The Alabama Legislature is one example. The Tea Party wave of 2010 turned Goat Hill from being supermajority Democratic to being supermajority Republican. Five years later, our Legislature took three sessions to figure out how to keep our drivers license offices open and prevent poor people from having to pay cash at the hospital, and they couldn’t manage to do it without stealing $80 million from education.
However, remember that Richard Shelby is a Republican, too. As much as I disagree with the GOP, our legislators’ failures have less to do with party and more to do with the fact that they have absolutely no idea what they’re doing. Less than 25% of legislators in Alabama are lawyers, yet all of them are tasked with making laws. The Alabama Law Institute staffs committees with attorneys, but they can’t be everywhere at once, and there is more business in a legislative day than they have time to handle. So where do legislators turn to for advice on understanding bills?
Lobbyists.
For all of the complaints about the revolving door of lobbying and elected office, often voiced by the same people who call for term limits, there is no better way to ensure that lobbyists will be powerful than by electing inexperienced politicians. We don’t budget enough for our legislators (except for the members of the House and Senate leadership) to have committed staff—often groups of four of them share a secretary—so nearly all of the information they get about legislation comes from the people who are trying to give it to them, which are the people buying them lunch. These are often the same veteran legislators who have been voted out, but now their political skill is representing a company rather than a district. The American Legislative Exchange Council (ALEC), a conservative lobbying group, brings legislators to conferences and literally tells them what legislation to write and how to vote on every issue, which is a horrendous system of government at the state or campus level.

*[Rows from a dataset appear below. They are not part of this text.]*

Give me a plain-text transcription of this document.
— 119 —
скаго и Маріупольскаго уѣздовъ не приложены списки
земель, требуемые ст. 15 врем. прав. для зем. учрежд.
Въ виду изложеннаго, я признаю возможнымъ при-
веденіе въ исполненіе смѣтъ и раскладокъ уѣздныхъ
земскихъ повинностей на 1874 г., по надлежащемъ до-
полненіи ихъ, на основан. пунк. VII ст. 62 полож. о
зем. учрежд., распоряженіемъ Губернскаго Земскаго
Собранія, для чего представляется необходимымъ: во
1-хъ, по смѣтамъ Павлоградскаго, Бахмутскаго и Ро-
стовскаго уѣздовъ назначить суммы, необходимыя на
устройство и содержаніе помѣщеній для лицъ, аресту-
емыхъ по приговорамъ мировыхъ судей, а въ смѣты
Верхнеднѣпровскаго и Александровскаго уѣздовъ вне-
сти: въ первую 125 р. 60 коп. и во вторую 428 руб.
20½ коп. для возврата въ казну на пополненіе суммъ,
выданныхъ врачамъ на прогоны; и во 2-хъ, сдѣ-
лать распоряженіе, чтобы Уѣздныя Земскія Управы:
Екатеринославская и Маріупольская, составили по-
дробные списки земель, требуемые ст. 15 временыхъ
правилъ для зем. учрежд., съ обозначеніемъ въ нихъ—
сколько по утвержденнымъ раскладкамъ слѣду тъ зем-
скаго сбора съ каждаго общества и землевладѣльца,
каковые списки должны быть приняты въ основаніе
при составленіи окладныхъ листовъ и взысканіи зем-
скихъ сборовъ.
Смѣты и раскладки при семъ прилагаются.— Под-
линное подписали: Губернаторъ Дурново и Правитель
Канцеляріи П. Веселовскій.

If you were about to get braces as a child and your orthodontist bragged to your parents that he wasn’t a career orthodontist, they would pull you from the chair immediately. There is no occupation that people without experience are better at, and to think that the hardest job in the world would be an exception to that doesn’t make any sense. When you go to the polls for the primaries in March, the general election next November or state elections in 2018, you are making decisions that will affect your children’s lives. You might want to vote for someone who’s done this before.
Kyle Campbell is a junior majoring in political science. His column runs biweekly.